If not then Cauchy's inequality is strict and you can be certain the function never takes on the values of -7 and 7.

 

[FactChecker]

It isn't clear to me why you have

$(\sin^2 x \sin^2y + \sin^2 x \cos^2 y + \cos^2 y) = \sin^2(x) + \cos^2(y) = 1$

Especially since the OP has concluded that |f|≤7 but f(π/2, 0) = 9.

 

[FactChecker]

I meant for that y to be an x, so it is 1.

Do you mean in the original problem or just in this part? f(π/2, 0) = 9, so if you need to correct the original problem, you should do that and see what changes.

 

[FactChecker]

$\mathbf a = \begin{bmatrix} 2\\ 3\\ 6 \end{bmatrix}$

$\mathbf b = \begin{bmatrix} \sin x \sin y\\ \sin x \cos y \\ \cos y \end{bmatrix}$

is there some $\gamma$, where $\mathbf a = \gamma \mathbf b$?

If not then Cauchy's inequality is strict and you can be certain the function never takes on the values of -7 and 7.

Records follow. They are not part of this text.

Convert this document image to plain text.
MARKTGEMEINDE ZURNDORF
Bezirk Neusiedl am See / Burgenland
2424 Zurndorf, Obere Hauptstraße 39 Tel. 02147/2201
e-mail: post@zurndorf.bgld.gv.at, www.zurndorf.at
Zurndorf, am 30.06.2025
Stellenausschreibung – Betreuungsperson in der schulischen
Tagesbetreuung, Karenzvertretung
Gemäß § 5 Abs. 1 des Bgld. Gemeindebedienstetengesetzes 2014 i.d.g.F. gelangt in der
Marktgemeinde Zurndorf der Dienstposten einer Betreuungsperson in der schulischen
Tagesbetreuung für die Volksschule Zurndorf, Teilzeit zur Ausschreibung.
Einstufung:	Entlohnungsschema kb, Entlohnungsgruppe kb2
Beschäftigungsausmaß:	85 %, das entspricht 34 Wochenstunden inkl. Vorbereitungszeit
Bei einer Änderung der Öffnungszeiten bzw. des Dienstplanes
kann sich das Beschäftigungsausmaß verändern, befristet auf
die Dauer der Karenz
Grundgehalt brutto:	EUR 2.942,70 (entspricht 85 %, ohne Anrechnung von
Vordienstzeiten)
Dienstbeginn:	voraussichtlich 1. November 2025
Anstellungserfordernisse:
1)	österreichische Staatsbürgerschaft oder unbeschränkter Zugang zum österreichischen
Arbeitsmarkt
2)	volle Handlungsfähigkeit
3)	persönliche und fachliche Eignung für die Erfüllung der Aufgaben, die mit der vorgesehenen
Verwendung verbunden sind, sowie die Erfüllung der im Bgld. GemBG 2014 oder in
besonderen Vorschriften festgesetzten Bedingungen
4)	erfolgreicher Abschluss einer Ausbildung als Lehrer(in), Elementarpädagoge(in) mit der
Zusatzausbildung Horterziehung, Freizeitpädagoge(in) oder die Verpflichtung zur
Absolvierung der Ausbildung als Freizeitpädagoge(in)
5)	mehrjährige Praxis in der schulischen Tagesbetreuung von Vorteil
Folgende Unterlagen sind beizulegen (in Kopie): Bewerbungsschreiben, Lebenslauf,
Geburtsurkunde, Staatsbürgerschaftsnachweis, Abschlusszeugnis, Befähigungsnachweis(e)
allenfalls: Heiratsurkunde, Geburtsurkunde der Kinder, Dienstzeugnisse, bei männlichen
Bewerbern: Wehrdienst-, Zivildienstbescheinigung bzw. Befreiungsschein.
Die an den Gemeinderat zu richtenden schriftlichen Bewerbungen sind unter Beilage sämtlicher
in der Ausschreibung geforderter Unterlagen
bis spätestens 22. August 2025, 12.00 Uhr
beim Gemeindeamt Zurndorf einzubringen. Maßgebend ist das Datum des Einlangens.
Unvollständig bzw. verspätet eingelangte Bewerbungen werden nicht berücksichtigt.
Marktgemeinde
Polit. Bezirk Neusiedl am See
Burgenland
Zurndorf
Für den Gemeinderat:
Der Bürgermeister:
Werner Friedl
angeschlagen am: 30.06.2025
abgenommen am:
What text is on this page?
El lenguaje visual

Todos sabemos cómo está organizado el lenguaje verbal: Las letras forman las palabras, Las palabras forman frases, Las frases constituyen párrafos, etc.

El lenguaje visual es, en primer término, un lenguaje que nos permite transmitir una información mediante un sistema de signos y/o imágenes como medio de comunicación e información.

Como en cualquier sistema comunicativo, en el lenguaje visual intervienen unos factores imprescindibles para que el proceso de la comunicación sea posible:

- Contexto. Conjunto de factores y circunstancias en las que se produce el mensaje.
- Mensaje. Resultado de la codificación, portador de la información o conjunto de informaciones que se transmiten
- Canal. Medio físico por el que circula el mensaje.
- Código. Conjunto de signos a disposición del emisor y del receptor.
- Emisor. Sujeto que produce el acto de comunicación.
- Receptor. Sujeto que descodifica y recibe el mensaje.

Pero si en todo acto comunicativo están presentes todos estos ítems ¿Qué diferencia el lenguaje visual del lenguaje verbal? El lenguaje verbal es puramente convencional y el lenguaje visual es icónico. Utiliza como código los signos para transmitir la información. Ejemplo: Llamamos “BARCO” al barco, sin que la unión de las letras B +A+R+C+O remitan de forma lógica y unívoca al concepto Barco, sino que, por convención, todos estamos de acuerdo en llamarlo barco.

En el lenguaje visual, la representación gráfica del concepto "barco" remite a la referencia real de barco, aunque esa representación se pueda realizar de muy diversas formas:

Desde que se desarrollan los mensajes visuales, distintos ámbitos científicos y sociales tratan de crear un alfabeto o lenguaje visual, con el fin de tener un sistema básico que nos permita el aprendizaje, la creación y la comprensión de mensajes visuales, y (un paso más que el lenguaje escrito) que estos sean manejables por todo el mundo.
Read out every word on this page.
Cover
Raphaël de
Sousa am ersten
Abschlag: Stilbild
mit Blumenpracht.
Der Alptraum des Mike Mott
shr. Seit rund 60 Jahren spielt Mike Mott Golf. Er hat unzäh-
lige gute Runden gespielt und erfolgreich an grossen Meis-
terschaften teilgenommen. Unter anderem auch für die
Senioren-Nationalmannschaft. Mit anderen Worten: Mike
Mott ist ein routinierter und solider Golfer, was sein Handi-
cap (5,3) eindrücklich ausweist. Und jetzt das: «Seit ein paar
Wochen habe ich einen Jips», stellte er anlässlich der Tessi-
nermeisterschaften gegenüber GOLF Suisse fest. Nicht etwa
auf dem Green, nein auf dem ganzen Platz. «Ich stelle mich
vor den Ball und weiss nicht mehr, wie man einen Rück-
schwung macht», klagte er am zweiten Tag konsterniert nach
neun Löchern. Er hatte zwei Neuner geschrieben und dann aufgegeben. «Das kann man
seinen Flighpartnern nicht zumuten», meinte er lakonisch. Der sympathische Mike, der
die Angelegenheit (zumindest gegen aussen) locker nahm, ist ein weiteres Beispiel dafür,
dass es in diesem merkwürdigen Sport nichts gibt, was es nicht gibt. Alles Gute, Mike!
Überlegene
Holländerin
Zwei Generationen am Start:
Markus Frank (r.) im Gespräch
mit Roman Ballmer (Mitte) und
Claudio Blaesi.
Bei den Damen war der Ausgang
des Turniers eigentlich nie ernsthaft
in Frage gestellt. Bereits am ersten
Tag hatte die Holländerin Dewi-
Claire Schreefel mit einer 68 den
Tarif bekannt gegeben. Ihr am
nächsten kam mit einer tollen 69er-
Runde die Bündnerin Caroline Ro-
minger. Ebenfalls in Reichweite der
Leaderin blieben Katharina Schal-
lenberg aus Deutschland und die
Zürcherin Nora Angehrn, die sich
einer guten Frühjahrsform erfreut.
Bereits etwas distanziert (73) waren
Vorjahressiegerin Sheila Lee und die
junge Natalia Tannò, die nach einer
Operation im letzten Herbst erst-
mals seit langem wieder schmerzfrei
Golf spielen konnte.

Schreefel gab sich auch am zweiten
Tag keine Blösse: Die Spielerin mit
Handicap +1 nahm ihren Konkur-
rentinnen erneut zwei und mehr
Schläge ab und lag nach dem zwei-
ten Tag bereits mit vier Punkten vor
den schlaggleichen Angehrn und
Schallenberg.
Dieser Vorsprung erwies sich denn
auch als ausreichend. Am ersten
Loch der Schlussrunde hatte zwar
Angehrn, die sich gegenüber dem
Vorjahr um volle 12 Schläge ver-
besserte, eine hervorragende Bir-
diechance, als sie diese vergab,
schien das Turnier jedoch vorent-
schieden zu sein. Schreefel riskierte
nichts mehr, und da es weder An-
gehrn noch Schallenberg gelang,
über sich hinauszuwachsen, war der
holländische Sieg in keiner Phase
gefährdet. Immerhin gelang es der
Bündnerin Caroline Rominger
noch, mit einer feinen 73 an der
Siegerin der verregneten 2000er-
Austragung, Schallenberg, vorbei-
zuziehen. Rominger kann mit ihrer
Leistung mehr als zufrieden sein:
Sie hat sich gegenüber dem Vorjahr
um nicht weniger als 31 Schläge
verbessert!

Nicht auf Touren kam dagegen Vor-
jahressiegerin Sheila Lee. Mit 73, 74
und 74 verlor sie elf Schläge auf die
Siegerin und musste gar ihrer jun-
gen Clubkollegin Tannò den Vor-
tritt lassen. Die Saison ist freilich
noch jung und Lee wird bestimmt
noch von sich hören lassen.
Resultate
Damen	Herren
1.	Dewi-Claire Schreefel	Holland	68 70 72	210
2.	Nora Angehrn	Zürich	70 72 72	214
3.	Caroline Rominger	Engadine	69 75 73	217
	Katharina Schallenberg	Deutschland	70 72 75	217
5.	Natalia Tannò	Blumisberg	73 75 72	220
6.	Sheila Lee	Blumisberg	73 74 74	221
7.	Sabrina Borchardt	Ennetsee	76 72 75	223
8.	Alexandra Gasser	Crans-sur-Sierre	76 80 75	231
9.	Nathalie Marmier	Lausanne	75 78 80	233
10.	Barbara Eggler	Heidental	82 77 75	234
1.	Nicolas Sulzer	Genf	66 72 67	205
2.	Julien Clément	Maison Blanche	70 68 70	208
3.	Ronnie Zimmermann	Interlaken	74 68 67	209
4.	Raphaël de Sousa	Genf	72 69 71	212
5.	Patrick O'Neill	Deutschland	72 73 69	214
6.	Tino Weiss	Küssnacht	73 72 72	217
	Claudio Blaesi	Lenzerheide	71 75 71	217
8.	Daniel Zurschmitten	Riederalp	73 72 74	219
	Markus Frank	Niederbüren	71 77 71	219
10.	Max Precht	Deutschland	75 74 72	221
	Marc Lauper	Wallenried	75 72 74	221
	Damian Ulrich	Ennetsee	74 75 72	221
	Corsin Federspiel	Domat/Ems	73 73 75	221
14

It's interesting to note that at about x=0.550818287203578, the function f(x,x) is about maximized at about 7 and the vectors you give above are essentially multiples of each other.

 

[StoneTemplePython]

It's interesting to note that at about x=0.550818287203578, the function f(x,x) is about maximized at about 7 and the vectors you give above are essentially multiples of each other.

yea -- by my calculations

- - - -

edit:

we have

$\gamma \cos(x) = 6$
$6 \sin(x) = \big(\gamma \cos(x)\big) \sin(x) =\gamma \sin(x) \cos(x) = 3$
hence we have $\sin(x) = \frac{1}{2}$

Finally

$\gamma \frac{1}{2}\frac{1}{2} = \gamma \sin(x) \sin(x) = 2$
hence $\gamma = 8$

unfortunately this implies

$8 \cos(x) = 6$, or $\cos(x) = 0.75$, while in fact we have something more like $\cos(x) = 0.87$, so the $\gamma$ doesn't quite exist and the inequality is strict. Nevertheless, interesting to get so close to 7.